Setelah datang dan diberikan waktu memaparkan saran, satu pemimpin Quraisy bilang, "Kami berpendapat, sebaiknya Anda pulang saja kembali bersama rombongan. Jangan menghadapkan mereka dengan wabah ini."

Akhirnya, dengan mantap Umar pun memutuskan untuk pulang, urung meneruskan perjalanan.

"Baiklah, besok pagi-pagi aku akan kembali. Karena itu, bersiap-siaplah," imbau Umar.

 

Dari satu takdir, ke takdir lain

Namun rupanya, keputusan Umar pun harus kembali mendapatkan pertentangan. Abu Ubaidah mengungkapkan ketidak-puasannya.

"Wahai Amirul Mukminin, apakah kita hendak lari dari takdir Allah?" kata Abu Ubaidah. 

Baca: Pernah Suatu Ketika, Cuma Nabi yang Tak Terserang Wabah

 

Mendengar pertanyaan Abu Ubaidah, Umar sedikit heran. Dia berkata, "Mengapa kau, Ubaidah? Ya, kita lari dari takdir Allah kepada takdir Allah yang lain."

Demi memberikan pencerahan untuk keputusan bulatnya, Umar menganalogikan, jika seseorang memiliki seekor unta lalu turun ke lembah yang mempunyai dua sisi. Yang satu subur, dan yang lain tandus. 

"Jika engkau menggembalakan untamu di tempat tandus adalah takdir Allah, maka Bukankah jika engkau mengembalakannya di tempat yang subur, berarti engkau menggembala dengan takdir Allah juga? Tegas Umar. 

Setelah Umar menejelaskan, datanglah Abdurrahman bin Auf menghadap. Dia berkata, "Aku mengerti masalah ini."

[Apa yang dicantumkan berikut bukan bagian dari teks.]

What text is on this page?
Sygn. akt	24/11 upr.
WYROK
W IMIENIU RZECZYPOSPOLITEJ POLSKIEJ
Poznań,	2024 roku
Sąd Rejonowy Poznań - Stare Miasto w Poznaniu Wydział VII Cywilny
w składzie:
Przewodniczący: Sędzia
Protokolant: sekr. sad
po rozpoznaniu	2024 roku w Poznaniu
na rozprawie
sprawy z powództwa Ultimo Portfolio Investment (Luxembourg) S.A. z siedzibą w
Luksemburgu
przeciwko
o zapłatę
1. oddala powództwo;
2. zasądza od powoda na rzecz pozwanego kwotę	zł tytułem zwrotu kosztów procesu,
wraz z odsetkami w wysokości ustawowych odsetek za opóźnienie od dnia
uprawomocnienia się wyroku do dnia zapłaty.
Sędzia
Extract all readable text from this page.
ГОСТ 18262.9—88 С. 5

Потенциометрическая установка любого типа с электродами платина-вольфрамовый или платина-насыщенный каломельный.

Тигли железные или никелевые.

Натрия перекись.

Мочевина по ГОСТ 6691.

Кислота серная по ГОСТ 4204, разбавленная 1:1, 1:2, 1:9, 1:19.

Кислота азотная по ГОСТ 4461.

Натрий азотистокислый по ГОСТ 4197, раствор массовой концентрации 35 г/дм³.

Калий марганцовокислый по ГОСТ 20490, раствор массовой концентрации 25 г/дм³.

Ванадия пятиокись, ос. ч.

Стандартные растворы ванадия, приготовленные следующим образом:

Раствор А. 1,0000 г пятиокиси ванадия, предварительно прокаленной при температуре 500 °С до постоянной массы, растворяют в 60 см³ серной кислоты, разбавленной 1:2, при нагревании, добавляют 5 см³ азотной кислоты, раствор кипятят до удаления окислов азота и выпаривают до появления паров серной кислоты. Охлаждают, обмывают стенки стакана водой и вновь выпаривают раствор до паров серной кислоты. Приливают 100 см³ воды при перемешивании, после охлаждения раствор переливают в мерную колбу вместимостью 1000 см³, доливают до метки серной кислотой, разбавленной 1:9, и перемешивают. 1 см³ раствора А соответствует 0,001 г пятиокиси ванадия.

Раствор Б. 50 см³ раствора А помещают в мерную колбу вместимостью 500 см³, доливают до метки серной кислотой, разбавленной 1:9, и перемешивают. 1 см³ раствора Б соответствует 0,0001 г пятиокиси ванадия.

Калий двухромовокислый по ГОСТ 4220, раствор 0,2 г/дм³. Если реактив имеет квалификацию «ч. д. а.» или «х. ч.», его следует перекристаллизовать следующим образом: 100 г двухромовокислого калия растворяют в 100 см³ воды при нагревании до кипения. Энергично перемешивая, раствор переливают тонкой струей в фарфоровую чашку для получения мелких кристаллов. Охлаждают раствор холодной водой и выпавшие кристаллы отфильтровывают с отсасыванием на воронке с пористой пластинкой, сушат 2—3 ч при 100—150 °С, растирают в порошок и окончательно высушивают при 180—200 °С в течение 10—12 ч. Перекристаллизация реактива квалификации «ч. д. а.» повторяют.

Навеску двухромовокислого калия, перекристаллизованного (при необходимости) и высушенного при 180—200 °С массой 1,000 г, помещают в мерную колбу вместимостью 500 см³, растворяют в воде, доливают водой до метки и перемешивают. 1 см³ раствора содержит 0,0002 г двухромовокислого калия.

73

Abdurrahman pun mengabarkan bahwa ia pernah mendengar bahwa Rasulullah pernah bersabda;

"Jika kalian mendengar ada wabah di suatu wilayah, janganlah kalian memasuki wilayah tersebut. Dan apabila kalian berada di wilayah yang terkena wabah, janganlah kalian keluar dan lari darinya. (HR Bukhari dan Muslim)

 

Semua rombongan mengamini. Sesuai keputusan yang diambil Umar, mereka pun segera bersiap berbalik menempuh perjalanan pulang.

 

Sumber: Disarikan dari beberapa hadis di Shahih Bukhari dan Shahih Muslim, serta kisah dari Qashash Al-Anbiya karya Ismail bin Umar Al-Quraisyi bin Katsir Al-Bashri Ad-Dimasyqi Asy-Syafi'i atau masyhur disebut Imam Ibnu Katsir.